The encoder is the inverse of the decoder. Input is raw AVFrame data; output is compressed AVPacket packets, each tagged with PTS and DTS, ready to be muxed into a container. The encoder is the most expensive stage in any pipeline. As a rule of thumb, encoding the same content takes 5–50× more CPU than decoding it, depending on the codec and preset. A 60-second 1080p clip decodes in 2–3 seconds and encodes in 30 seconds with x264 at slow, or 90–180 seconds with SVT-AV1 at preset 5 (encoder implementations compares the seven main encoders in detail).

Two encoder-stage decisions move the most money. The first is codec and encoder choice. H.264 with x264 for compatibility, H.265 with x265 for HDR catalogues, AV1 with SVT-AV1 for new pipelines where the decoder base supports it. The second is rate control mode — CRF for constant quality, CBR for fixed bitrate, VBR for capped variable, and capped-CRF for the modern ABR sweet spot. We cover these in depth in rate control: CBR, VBR, CRF; for the pipeline view, what matters is that the encoder is the only stage that talks to a bitrate budget at all. Demux, decode, and filter are budget-blind.

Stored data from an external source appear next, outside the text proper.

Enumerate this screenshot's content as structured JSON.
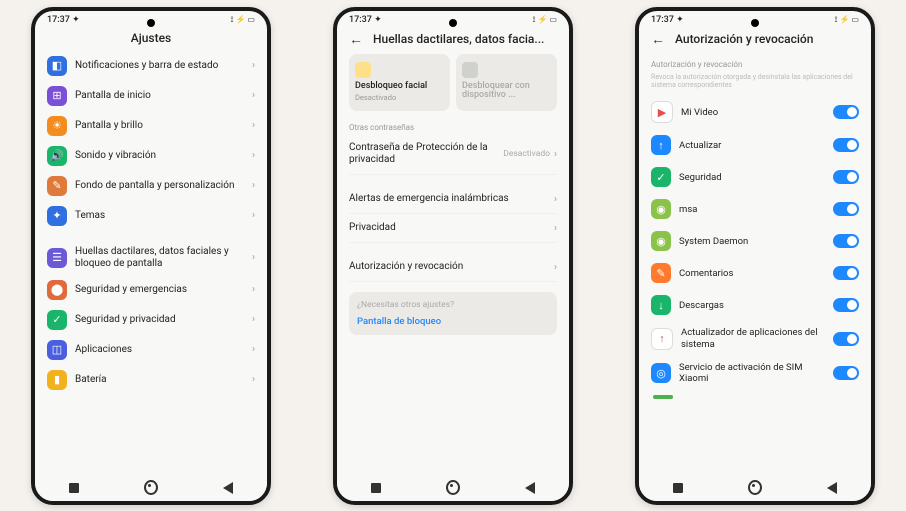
{
  "status": {
    "time": "17:37",
    "dot": "✦",
    "icons": "⟟ ⚡ ▭"
  },
  "phone1": {
    "title": "Ajustes",
    "items": [
      {
        "label": "Notificaciones y barra de estado",
        "color": "#2f6fe0",
        "glyph": "◧"
      },
      {
        "label": "Pantalla de inicio",
        "color": "#7b4fd6",
        "glyph": "⊞"
      },
      {
        "label": "Pantalla y brillo",
        "color": "#f28c1e",
        "glyph": "☀"
      },
      {
        "label": "Sonido y vibración",
        "color": "#18b56a",
        "glyph": "🔊"
      },
      {
        "label": "Fondo de pantalla y personalización",
        "color": "#e07a3b",
        "glyph": "✎"
      },
      {
        "label": "Temas",
        "color": "#2f6fe0",
        "glyph": "✦"
      }
    ],
    "items2": [
      {
        "label": "Huellas dactilares, datos faciales y bloqueo de pantalla",
        "color": "#6a5ad6",
        "glyph": "☰"
      },
      {
        "label": "Seguridad y emergencias",
        "color": "#e06a3b",
        "glyph": "⬤"
      },
      {
        "label": "Seguridad y privacidad",
        "color": "#18b56a",
        "glyph": "✓"
      },
      {
        "label": "Aplicaciones",
        "color": "#4a5fe0",
        "glyph": "◫"
      },
      {
        "label": "Batería",
        "color": "#f2b21e",
        "glyph": "▮"
      }
    ]
  },
  "phone2": {
    "title": "Huellas dactilares, datos facia...",
    "card1": {
      "title": "Desbloqueo facial",
      "sub": "Desactivado"
    },
    "card2": {
      "title": "Desbloquear con dispositivo ...",
      "sub": ""
    },
    "section1": "Otras contraseñas",
    "rows": [
      {
        "label": "Contraseña de Protección de la privacidad",
        "val": "Desactivado"
      },
      {
        "label": "Alertas de emergencia inalámbricas",
        "val": ""
      },
      {
        "label": "Privacidad",
        "val": ""
      },
      {
        "label": "Autorización y revocación",
        "val": ""
      }
    ],
    "help": {
      "q": "¿Necesitas otros ajustes?",
      "link": "Pantalla de bloqueo"
    }
  },
  "phone3": {
    "title": "Autorización y revocación",
    "note_title": "Autorización y revocación",
    "note": "Revoca la autorización otorgada y desinstala las aplicaciones del sistema correspondientes",
    "apps": [
      {
        "label": "Mi Video",
        "color": "#fff",
        "border": "#ddd",
        "glyph": "▶",
        "glyphColor": "#e84c4c"
      },
      {
        "label": "Actualizar",
        "color": "#1e88ff",
        "glyph": "↑"
      },
      {
        "label": "Seguridad",
        "color": "#18b56a",
        "glyph": "✓"
      },
      {
        "label": "msa",
        "color": "#8bc34a",
        "glyph": "◉"
      },
      {
        "label": "System Daemon",
        "color": "#8bc34a",
        "glyph": "◉"
      },
      {
        "label": "Comentarios",
        "color": "#ff7a2f",
        "glyph": "✎"
      },
      {
        "label": "Descargas",
        "color": "#18b56a",
        "glyph": "↓"
      },
      {
        "label": "Actualizador de aplicaciones del sistema",
        "color": "#fff",
        "border": "#ddd",
        "glyph": "↑",
        "glyphColor": "#e84c4c"
      },
      {
        "label": "Servicio de activación de SIM Xiaomi",
        "color": "#1e88ff",
        "glyph": "◎"
      }
    ]
  }
}
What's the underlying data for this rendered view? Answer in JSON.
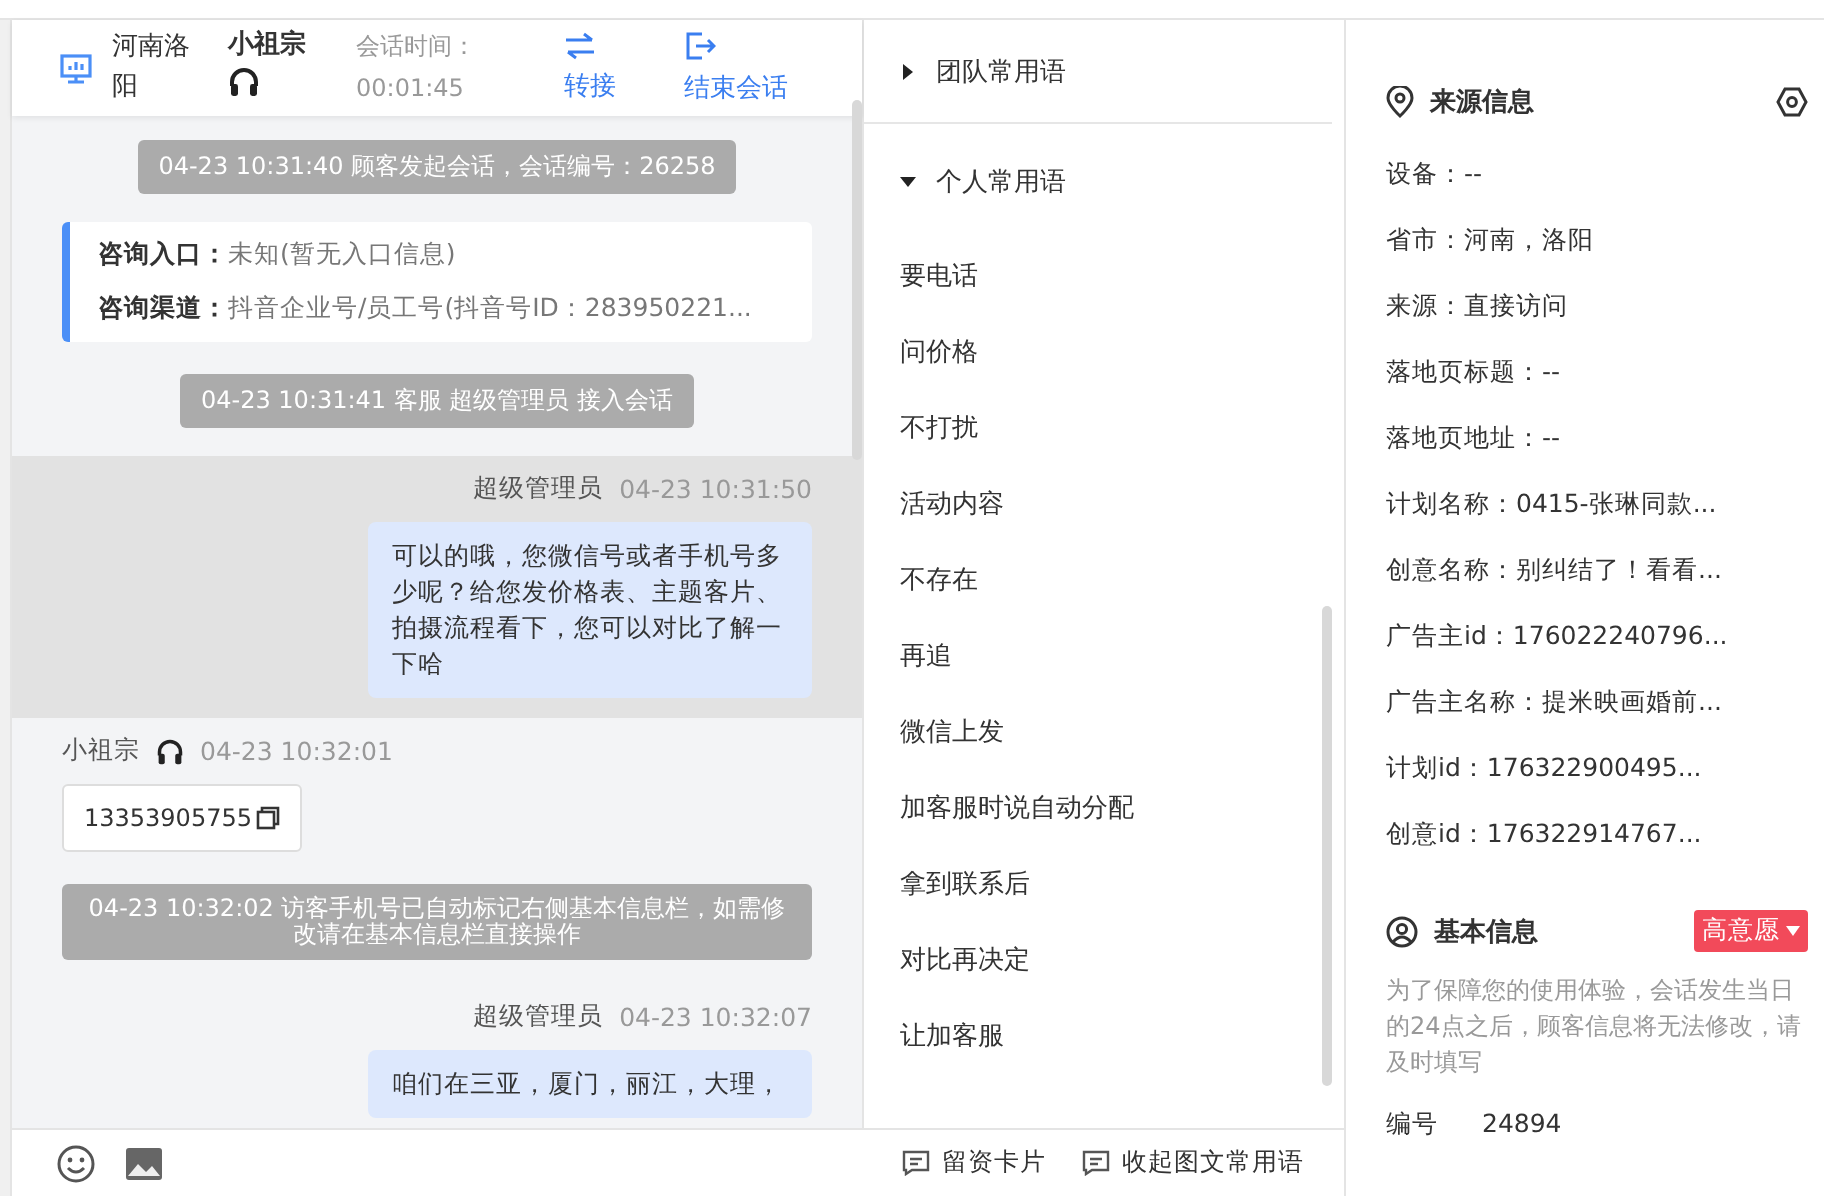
{
  "chat_header": {
    "location": "河南洛阳",
    "visitor": "小祖宗",
    "duration_label": "会话时间：",
    "duration": "00:01:45",
    "actions": [
      {
        "label": "转接",
        "kind": "transfer"
      },
      {
        "label": "结束会话",
        "kind": "end"
      }
    ]
  },
  "messages": [
    {
      "kind": "system",
      "text": "04-23 10:31:40 顾客发起会话，会话编号：26258"
    },
    {
      "kind": "info",
      "rows": [
        {
          "label": "咨询入口：",
          "value": "未知(暂无入口信息)"
        },
        {
          "label": "咨询渠道：",
          "value": "抖音企业号/员工号(抖音号ID：283950221..."
        }
      ]
    },
    {
      "kind": "system",
      "text": "04-23 10:31:41 客服 超级管理员 接入会话"
    },
    {
      "kind": "agent",
      "name": "超级管理员",
      "time": "04-23 10:31:50",
      "text": "可以的哦，您微信号或者手机号多少呢？给您发价格表、主题客片、拍摄流程看下，您可以对比了解一下哈",
      "highlighted": true
    },
    {
      "kind": "visitor",
      "name": "小祖宗",
      "time": "04-23 10:32:01",
      "text": "13353905755",
      "highlighted": false
    },
    {
      "kind": "notice",
      "text": "04-23 10:32:02 访客手机号已自动标记右侧基本信息栏，如需修改请在基本信息栏直接操作"
    },
    {
      "kind": "agent",
      "name": "超级管理员",
      "time": "04-23 10:32:07",
      "text": "咱们在三亚，厦门，丽江，大理，",
      "highlighted": false
    }
  ],
  "phrases": {
    "groups": [
      {
        "label": "团队常用语",
        "expanded": false
      },
      {
        "label": "个人常用语",
        "expanded": true
      }
    ],
    "items": [
      "要电话",
      "问价格",
      "不打扰",
      "活动内容",
      "不存在",
      "再追",
      "微信上发",
      "加客服时说自动分配",
      "拿到联系后",
      "对比再决定",
      "让加客服"
    ]
  },
  "toolbar": {
    "buttons": [
      {
        "label": "留资卡片"
      },
      {
        "label": "收起图文常用语"
      }
    ]
  },
  "source_info": {
    "title": "来源信息",
    "fields": [
      "设备：--",
      "省市：河南，洛阳",
      "来源：直接访问",
      "落地页标题：--",
      "落地页地址：--",
      "计划名称：0415-张琳同款...",
      "创意名称：别纠结了！看看...",
      "广告主id：176022240796...",
      "广告主名称：提米映画婚前...",
      "计划id：176322900495...",
      "创意id：176322914767..."
    ]
  },
  "basic_info": {
    "title": "基本信息",
    "intent": {
      "label": "高意愿",
      "color": "#f24a5a"
    },
    "notice": "为了保障您的使用体验，会话发生当日的24点之后，顾客信息将无法修改，请及时填写",
    "fields": [
      {
        "label": "编号",
        "value": "24894"
      }
    ]
  }
}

Hardware encoders deserve special mention here. NVIDIA NVENC, Intel Quick Sync, Apple VideoToolbox, AMD AMF, and ASIC accelerators such as NETINT can encode at 10–50× the speed of software at the cost of some quality at matched bitrate. NVIDIA's January 2026 update extended its ultra-high-quality (UHQ) mode to AV1 on Blackwell silicon, narrowing the quality gap to software AV1 to within a few percent VMAF at 3× the throughput. For services that ship millions of streams, hardware encoders are not a compromise anymore — they are the default. See hardware acceleration: NVENC, VPU, ASIC for the vendor matrix.

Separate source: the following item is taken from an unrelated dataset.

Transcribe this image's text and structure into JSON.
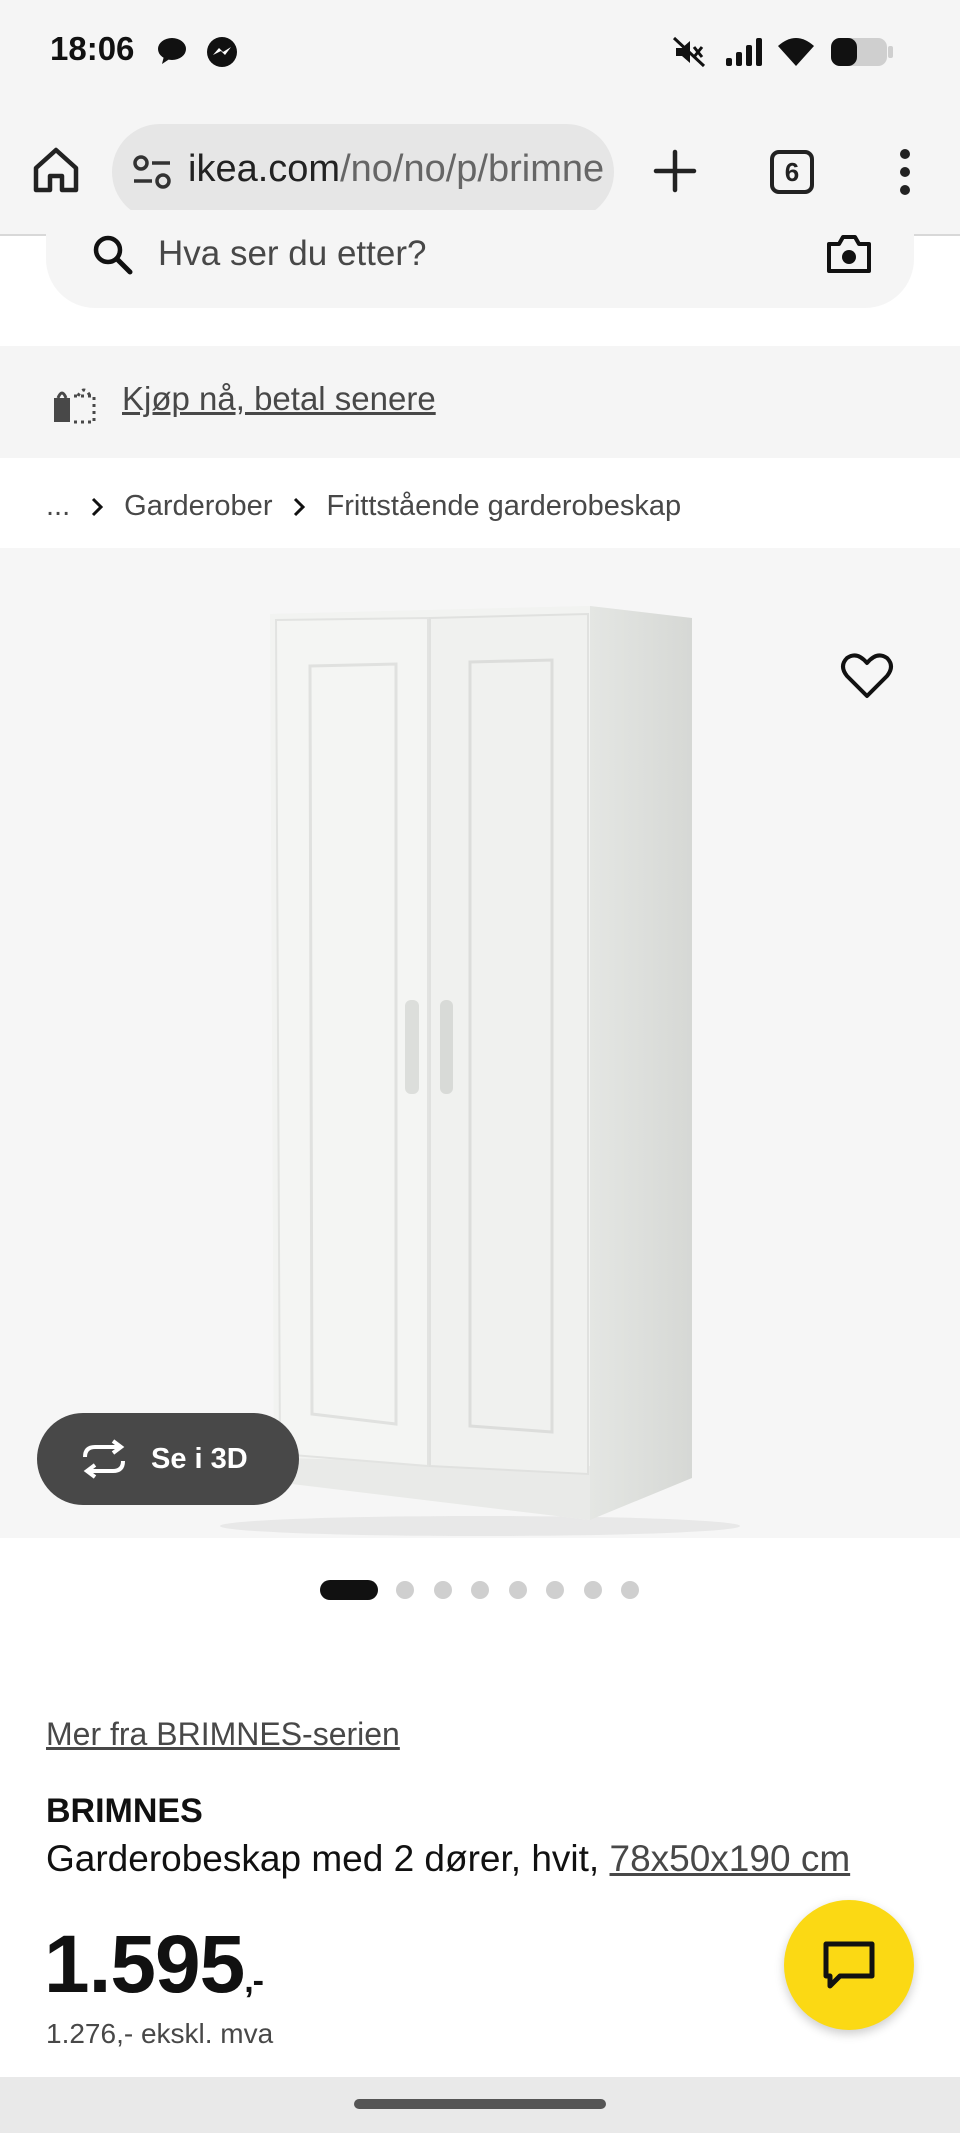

Stage 4 — Mux: assembling the package

The muxer is the final stage. It takes the encoded packets from one or more encoders, interleaves them in delivery order, writes the container headers (the moov atom in MP4, the segment index for HLS), and produces the output file or stream. Like the demuxer, the muxer is cheap — almost no CPU — but it has two jobs that are easy to get wrong.

The first job is timestamp alignment. Every output packet from every encoder must have a consistent timeline. MP4 requires PTS values to be monotonically increasing, which means no backwards jumps. Some downstream players reject any stream with a negative DTS. The muxer applies a global offset to push every stream's timestamps into the positive range, then interleaves packets by DTS order so that a streaming player can decode them in arrival order. Get this wrong by 100 milliseconds and you have an audible lipsync issue. Get it wrong by 5 seconds and the player will refuse to play.

The second job is packaging — fragmenting the stream into segments for HTTP delivery. A VOD MP4 contains one moov atom and one continuous mdat block. A streaming-ready fragmented MP4 (fMP4 or CMAF) contains one moov atom and many moof + mdat pairs, each covering 2–6 seconds. Same codec output, same encoder; the only difference is how the muxer fragments it. CMAF is the 2026 default because the same fMP4 segments work for both HLS and DASH delivery from the same files (we cover this in containers: MP4, MKV, WebM, fMP4).

The data types that flow between stages

The whole pipeline is easier to reason about once you internalize that there are exactly two data types moving between stages. Packets (AVPacket in FFmpeg) are compressed bytes with timestamps. Frames (AVFrame) are raw, uncompressed pixel grids (for video) or audio samples (for audio).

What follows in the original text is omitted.